On the success of "Cash for Clunkers"
Tom Ganley on Wednesday, August 18th, 2010 in an interview with The Plain Dealer
Car dealer Tom Ganley changes directions on auto sales subsidy program
Since her 2006 election to Congress, Copley Township Democratic Rep. Betty Sutton’s signature achievement has been passage of legislation that established a temporary "Cash for Clunkers" subsidy for auto purchases.
The program devised by Sutton provided government rebates of up to $4,500 to buyers who traded in gas guzzlers for more fuel efficient models. The U.S. Department of Transportation says that over the weeks that program lasted in 2009, nearly 680,000 older vehicles were replaced. It says the nation's economy benefited immediately from this stimulus program, which caused a distinct upward movement in GDP and created or saved tens of thousands of jobs at a crucial time in the recovery process.
But the Republican candidate seeking Sutton’s congressional seat – Brecksville auto dealer Tom Ganley – says the program was a clunker even though government records show it helped his dealerships sell 934 cars worth $20.6 million. In recent interviews, he has insisted the program sparked a temporary sales spike that was followed by a slowdown, and had negative long-term effects on the industry and used-car consumers who could have bought trade-ins that were destroyed under the program.
Ganley’s views on the "Cash for Clunkers" program have evolved dramatically since he decided to run for Congress against Sutton. Ganley had nothing but praise for the program an August 2009 Time Warner Cable interview conducted while he was pursuing the GOP U.S. Senate nomination in Ohio that was ultimately won by Cincinnati’s Rob Portman.

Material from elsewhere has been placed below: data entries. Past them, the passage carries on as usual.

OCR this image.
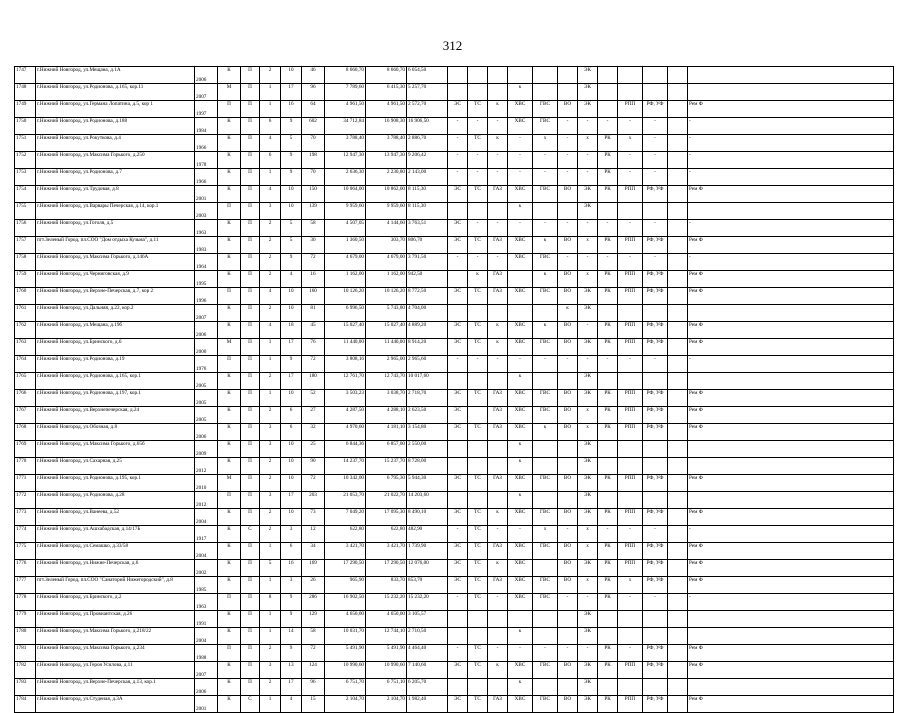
312
1747	г.Нижний Новгород, ул.Мещана, д.1А	2006	К	П	2	10	46	8 660,70	8 660,70	6 054,50							ЭК					
1748	г.Нижний Новгород, ул.Родионова, д.165, кор.11	2007	М	П	1	17	96	7 789,60	6 415,30	5 257,70				к			ЭК					
1749	г.Нижний Новгород, ул.Германа Лопатина, д.5, кор 1	1997	П	П	1	16	64	4 961,50	4 961,50	2 572,70	ЭС	ТС	к	ХВС	ГВС	ВО	ЭК		РПП	РФ, УФ		Рем Ф
1750	г.Нижний Новгород, ул.Родионова, д.188	1984	К	П	6	9	602	34 712,84	16 908,30	16 906,50	-	-	-	ХВС	ГВС	-	-	-	-	-		-
1751	г.Нижний Новгород, ул.Рокуткова, д.4	1966	К	П	4	5	70	3 788,40	3 788,40	2 886,70	-	ТС	к	-	х	-	х	РК	х	-		-
1752	г.Нижний Новгород, ул.Максима Горького, д.250	1978	К	П	6	9	198	12 947,30	13 947,30	9 206,42	-	-	-	-	-	-	-	РК	-	-		-
1753	г.Нижний Новгород, ул.Родионова, д.7	1966	К	П	1	9	70	2 636,30	2 230,80	2 143,00	-	-	-	-	-	-	-	РК	-	-		-
1754	г.Нижний Новгород, ул.Трудовая, д.8	2001	К	П	4	10	150	10 064,00	10 862,00	8 115,30	ЭС	ТС	ГАЗ	ХВС	ГВС	ВО	ЭК	РК	РПП	РФ, УФ		Рем Ф
1755	г.Нижний Новгород, ул.Варвары Печерская, д.14, кор.1	2003	П	П	3	10	139	9 959,60	9 959,60	8 115,30				к			ЭК					
1756	г.Нижний Новгород, ул.Гоголя, д.5	1963	К	П	2	5	58	4 507,05	4 144,60	3 763,51	ЭС	-	-	-	-	-	-	-	-	-		-
1757	пгт.Зеленый Город, пл.СОО "Дом отдыха Кузьма", д.11	1983	К	П	2	5	30	1 360,50	303,70	806,70	ЭС	ТС	ГАЗ	ХВС	к	ВО	х	РК	РПП	РФ, УФ		Рем Ф
1758	г.Нижний Новгород, ул.Максима Горького, д.146А	1964	К	П	2	9	72	4 679,00	4 679,00	3 791,50	-	-	-	ХВС	ГВС	-	-	-	-	-		-
1759	г.Нижний Новгород, ул.Черниговская, д.9	1995	К	П	2	4	16	1 162,00	1 162,00	942,50		к	ГАЗ		к	ВО	х	РК	РПП	РФ, УФ		Рем Ф
1760	г.Нижний Новгород, ул.Верхне-Печерская, д.7, кор 2	1996	П	П	4	10	160	10 126,20	10 126,20	8 772,50	ЭС	ТС	ГАЗ	ХВС	ГВС	ВО	ЭК	РК	РПП	РФ, УФ		Рем Ф
1761	г.Нижний Новгород, ул.Дальняя, д.22, кор.2	2007	К	П	2	10	81	6 996,50	5 743,80	4 704,00						к	ЭК					
1762	г.Нижний Новгород, ул.Мещана, д.19б	2006	К	П	4	18	45	15 027,40	15 027,40	4 889,20	ЭС	ТС	к	ХВС	к	ВО	-	РК	РПП	РФ, УФ		Рем Ф
1763	г.Нижний Новгород, ул.Бринского, д.6	2000	М	П	1	17	76	11 440,00	11 440,00	8 914,20	ЭС	ТС	к	ХВС	ГВС	ВО	ЭК	РК	РПП	РФ, УФ		Рем Ф
1764	г.Нижний Новгород, ул.Родионова, д.19	1976	П	П	1	9	72	3 808,16	2 965,00	2 965,60	-	-	-	-	-	-	-	-	-	-		-
1765	г.Нижний Новгород, ул.Родионова, д.165, кор.1	2005	К	П	2	17	180	12 761,70	12 743,70	10 017,60				к			ЭК					
1766	г.Нижний Новгород, ул.Родионова, д.197, кор.1	2005	К	П	1	10	52	3 503,23	3 038,70	2 718,70	ЭС	ТС	ГАЗ	ХВС	ГВС	ВО	ЭК	РК	РПП	РФ, УФ		Рем Ф
1767	г.Нижний Новгород, ул.Верхнепечерская, д.24	2005	К	П	2	6	27	4 287,50	4 288,10	2 623,50	ЭС		ГАЗ	ХВС	ГВС	ВО	х	РК	РПП	РФ, УФ		Рем Ф
1768	г.Нижний Новгород, ул.Обозная, д.8	2006	К	П	3	6	32	4 970,60	4 181,10	3 154,80	ЭС	ТС	ГАЗ	ХВС	к	ВО	х	РК	РПП	РФ, УФ		Рем Ф
1769	г.Нижний Новгород, ул.Максима Горького, д.65б	2009	К	П	3	10	25	6 844,36	6 857,00	2 550,00				к			ЭК					
1770	г.Нижний Новгород, ул.Сахарная, д.25	2012	К	П	2	10	90	14 237,70	15 237,70	8 728,00				к			ЭК					
1771	г.Нижний Новгород, ул.Родионова, д.195, кор.1	2010	М	П	2	10	72	10 342,00	6 795,30	5 944,30	ЭС	ТС	ГАЗ	ХВС	ГВС	ВО	ЭК	РК	РПП	РФ, УФ		Рем Ф
1772	г.Нижний Новгород, ул.Родионова, д.28	2012	П	П	3	17	203	21 053,70	21 022,70	14 203,60				к			ЭК					
1773	г.Нижний Новгород, ул.Ванеева, д.52	2004	К	П	2	10	73	7 049,20	17 095,30	8 490,10	ЭС	ТС	к	ХВС	ГВС	ВО	ЭК	РК	РПП	РФ, УФ		Рем Ф
1774	г.Нижний Новгород, ул.Ашхабадская, д.14/17Б	1917	К	С	2	3	12	622,80	622,80	482,90	-	ТС	-	-	х	-	х	-	-	-		-
1775	г.Нижний Новгород, ул.Семашко, д.33/58	2004	К	П	1	6	34	3 421,70	3 421,70	1 739,90	ЭС	ТС	ГАЗ	ХВС	ГВС	ВО	х	РК	РПП	РФ, УФ		Рем Ф
1776	г.Нижний Новгород, ул.Нижне-Печерская, д.6	2002	К	П	5	16	169	17 290,50	17 290,50	12 076,00	ЭС	ТС	к	ХВС		ВО	ЭК	РК	РПП	РФ, УФ		Рем Ф
1777	пгт.Зеленый Город, пл.СОО "Санаторий Нижегородский", д.8	1985	К	П	1	3	26	965,90	833,70	853,70	ЭС	ТС	ГАЗ	ХВС	ГВС	ВО	х	РК	х	РФ, УФ		Рем Ф
1778	г.Нижний Новгород, ул.Бринского, д.2	1963	П	П	8	9	286	16 902,50	15 232,20	15 232,20	-	ТС	-	ХВС	ГВС	-	-	РК	-	-		-
1779	г.Нижний Новгород, ул.Провиантская, д.26	1991	К	П	1	9	129	4 650,00	4 650,00	3 105,57							ЭК					
1780	г.Нижний Новгород, ул.Максима Горького, д.218/22	2004	К	П	1	14	58	10 031,70	12 744,10	2 710,50				к			ЭК					
1781	г.Нижний Новгород, ул.Максима Горького, д.234	1988	П	П	2	9	72	5 491,90	5 491,90	4 464,40	-	ТС	-	-	-	-	-	РК	-	РФ, УФ		Рем Ф
1782	г.Нижний Новгород, ул.Героя Усилова, д.11	2007	К	П	3	13	124	10 990,60	10 990,60	7 140,60	ЭС	ТС	к	ХВС	ГВС	ВО	ЭК	РК	РПП	РФ, УФ		Рем Ф
1783	г.Нижний Новгород, ул.Верхне-Печерская, д.13, кор.1	2006	К	П	2	17	96	6 751,70	6 751,10	6 205,70				к			ЭК					
1784	г.Нижний Новгород, ул.Студеная, д.3А	2001	К	С	1	4	15	2 104,70	2 104,70	1 982,40	ЭС	ТС	ГАЗ	ХВС	ГВС	ВО	ЭК	РК	РПП	РФ, УФ		Рем Ф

Ganley told "In the Spotlight" host Bob Conklin that he generally opposed government bailouts for business, but believed the "Cash for Clunkers" program "really worked."
"I don’t think it is a double standard," he said. "Once again, the government was searching for ways to stimulate our economy and create jobs. And I’m sure your read the headlines just recently. General Motors is going to a second shift in Lordstown because of this. That creates jobs it also creates taxpayers. They are bringing back something close to 1,300 employees at Lordstown.. Those 1,300 people are going to begin to pay taxes. That’s 1,300 jobs we’ve stimulated through the Cash for Clunkers. Plus, I have created jobs out of necessity in my stores now because of the large volume of folks coming in. We are bringing back people that we had laid off."

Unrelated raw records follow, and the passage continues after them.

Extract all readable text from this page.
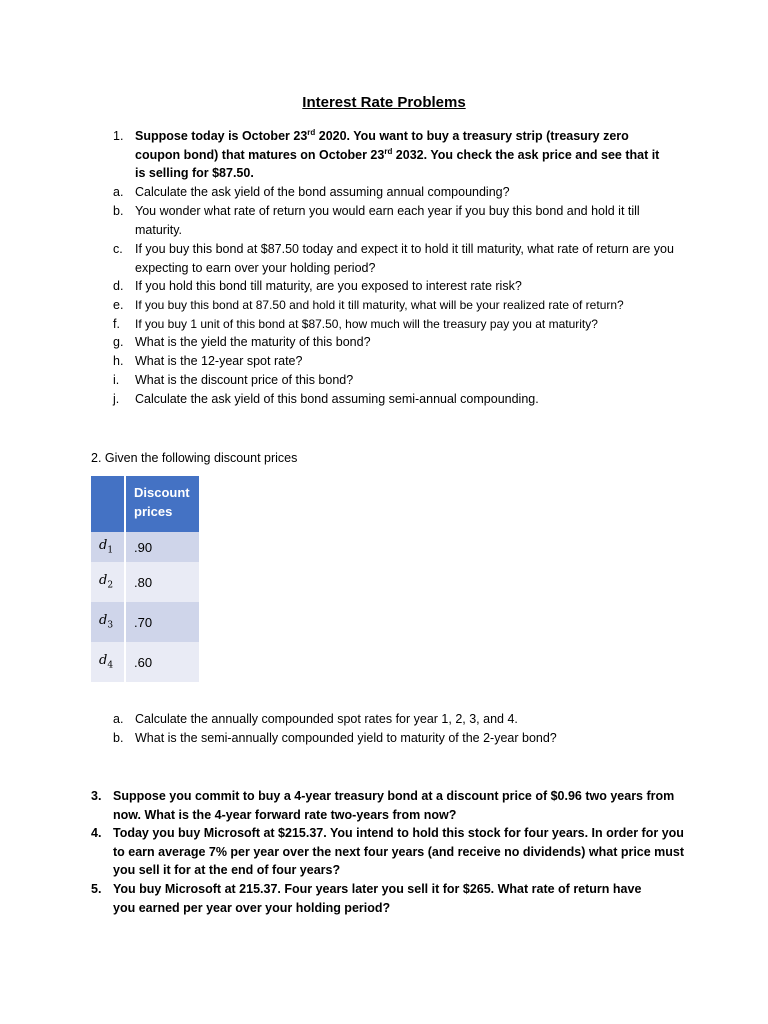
Interest Rate Problems
1. Suppose today is October 23rd 2020. You want to buy a treasury strip (treasury zero coupon bond) that matures on October 23rd 2032. You check the ask price and see that it is selling for $87.50.
a. Calculate the ask yield of the bond assuming annual compounding?
b. You wonder what rate of return you would earn each year if you buy this bond and hold it till maturity.
c. If you buy this bond at $87.50 today and expect it to hold it till maturity, what rate of return are you expecting to earn over your holding period?
d. If you hold this bond till maturity, are you exposed to interest rate risk?
e. If you buy this bond at 87.50 and hold it till maturity, what will be your realized rate of return?
f. If you buy 1 unit of this bond at $87.50, how much will the treasury pay you at maturity?
g. What is the yield the maturity of this bond?
h. What is the 12-year spot rate?
i. What is the discount price of this bond?
j. Calculate the ask yield of this bond assuming semi-annual compounding.
2. Given the following discount prices
	Discount prices
$d_1$	.90
$d_2$	.80
$d_3$	.70
$d_4$	.60
a. Calculate the annually compounded spot rates for year 1, 2, 3, and 4.
b. What is the semi-annually compounded yield to maturity of the 2-year bond?
3. Suppose you commit to buy a 4-year treasury bond at a discount price of $0.96 two years from now. What is the 4-year forward rate two-years from now?
4. Today you buy Microsoft at $215.37. You intend to hold this stock for four years. In order for you to earn average 7% per year over the next four years (and receive no dividends) what price must you sell it for at the end of four years?
5. You buy Microsoft at 215.37. Four years later you sell it for $265. What rate of return have you earned per year over your holding period?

Nearly a year later, on August 18, 2010, he told The Plain Dealer that the government stimulus and "Cash for Clunkers" program "created work, not jobs." He said he would have voted against the program if he were in Congress, even though he’s a car dealer.
"We had a tremendous spike up of business, and then a tremendous spike down," he said. "Not one job did it create."

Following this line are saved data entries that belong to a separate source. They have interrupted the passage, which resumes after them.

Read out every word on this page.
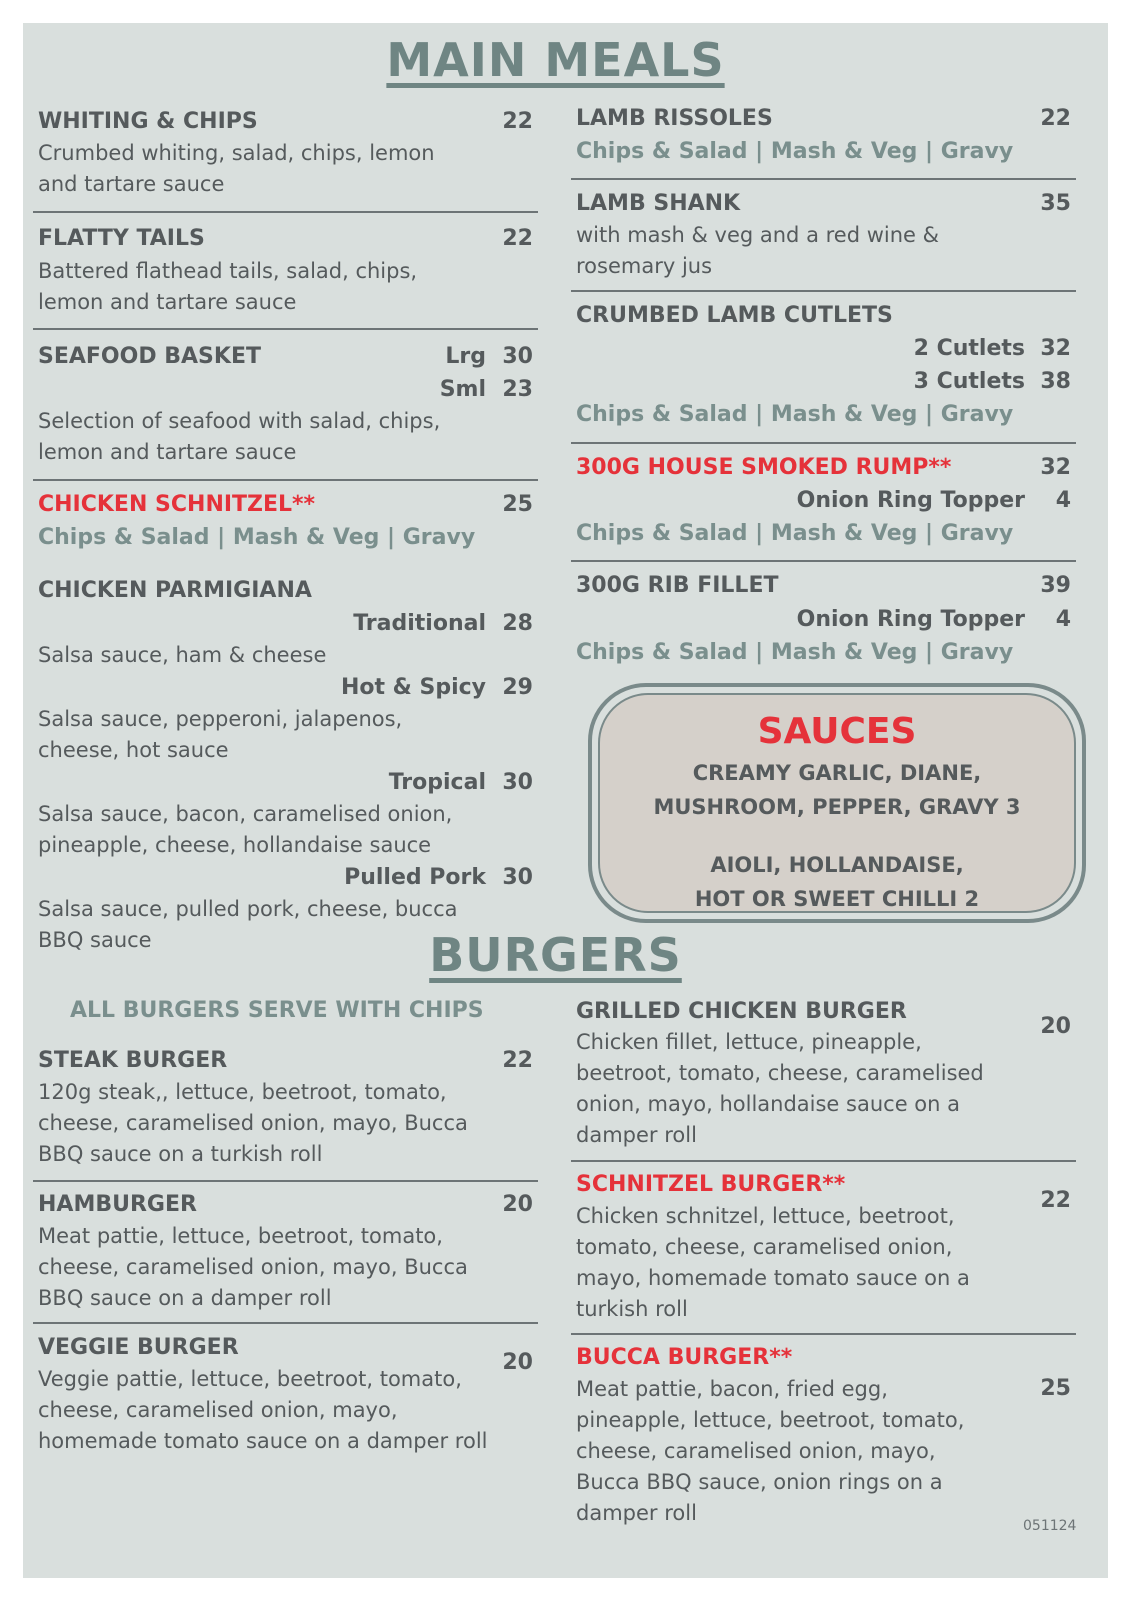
MAIN MEALS
WHITING & CHIPS	22
Crumbed whiting, salad, chips, lemon and tartare sauce
FLATTY TAILS	22
Battered flathead tails, salad, chips, lemon and tartare sauce
SEAFOOD BASKET	Lrg 30
Sml 23
Selection of seafood with salad, chips, lemon and tartare sauce
CHICKEN SCHNITZEL**	25
Chips & Salad | Mash & Veg | Gravy
CHICKEN PARMIGIANA
Traditional 28
Salsa sauce, ham & cheese
Hot & Spicy 29
Salsa sauce, pepperoni, jalapenos, cheese, hot sauce
Tropical 30
Salsa sauce, bacon, caramelised onion, pineapple, cheese, hollandaise sauce
Pulled Pork 30
Salsa sauce, pulled pork, cheese, bucca BBQ sauce
LAMB RISSOLES	22
Chips & Salad | Mash & Veg | Gravy
LAMB SHANK	35
with mash & veg and a red wine & rosemary jus
CRUMBED LAMB CUTLETS
2 Cutlets 32
3 Cutlets 38
Chips & Salad | Mash & Veg | Gravy
300G HOUSE SMOKED RUMP**	32
Onion Ring Topper	4
Chips & Salad | Mash & Veg | Gravy
300G RIB FILLET	39
Onion Ring Topper	4
Chips & Salad | Mash & Veg | Gravy
SAUCES
CREAMY GARLIC, DIANE,
MUSHROOM, PEPPER, GRAVY 3
AIOLI, HOLLANDAISE,
HOT OR SWEET CHILLI 2
BURGERS
ALL BURGERS SERVE WITH CHIPS
STEAK BURGER	22
120g steak,, lettuce, beetroot, tomato, cheese, caramelised onion, mayo, Bucca BBQ sauce on a turkish roll
HAMBURGER	20
Meat pattie, lettuce, beetroot, tomato, cheese, caramelised onion, mayo, Bucca BBQ sauce on a damper roll
VEGGIE BURGER
20
Veggie pattie, lettuce, beetroot, tomato, cheese, caramelised onion, mayo, homemade tomato sauce on a damper roll
GRILLED CHICKEN BURGER
20
Chicken fillet, lettuce, pineapple, beetroot, tomato, cheese, caramelised onion, mayo, hollandaise sauce on a damper roll
SCHNITZEL BURGER**
22
Chicken schnitzel, lettuce, beetroot, tomato, cheese, caramelised onion, mayo, homemade tomato sauce on a turkish roll
BUCCA BURGER**
25
Meat pattie, bacon, fried egg, pineapple, lettuce, beetroot, tomato, cheese, caramelised onion, mayo, Bucca BBQ sauce, onion rings on a damper roll
051124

Ganley spokeswoman Meghan Snyder noted that Conklin’s interview was conducted several days before the "cash for clunkers" program expired. She said her boss was assessing a sales surge that halted almost immediately after the interview was conducted. Sales dropped dramatically when the program ended, she said, citing National Auto Dealers Association statistics that indicated 10.4 million new vehicles were sold in 2009, down 21.2 percent from 2008’s 13.2 million. Furthermore, she said cars that could have been re-sold were deemed "clunkers," and destroyed, shrinking the inventory of low-priced used vehicles.
"In mid-August, there was confidence in the program’s success, a notion that proved false when sales totals confirmed this program was an artificial surge and any temporary work was quickly eliminated," said Snyder
Ganley clearly changed his tune. We rate his gymnastics to be a Full Flop.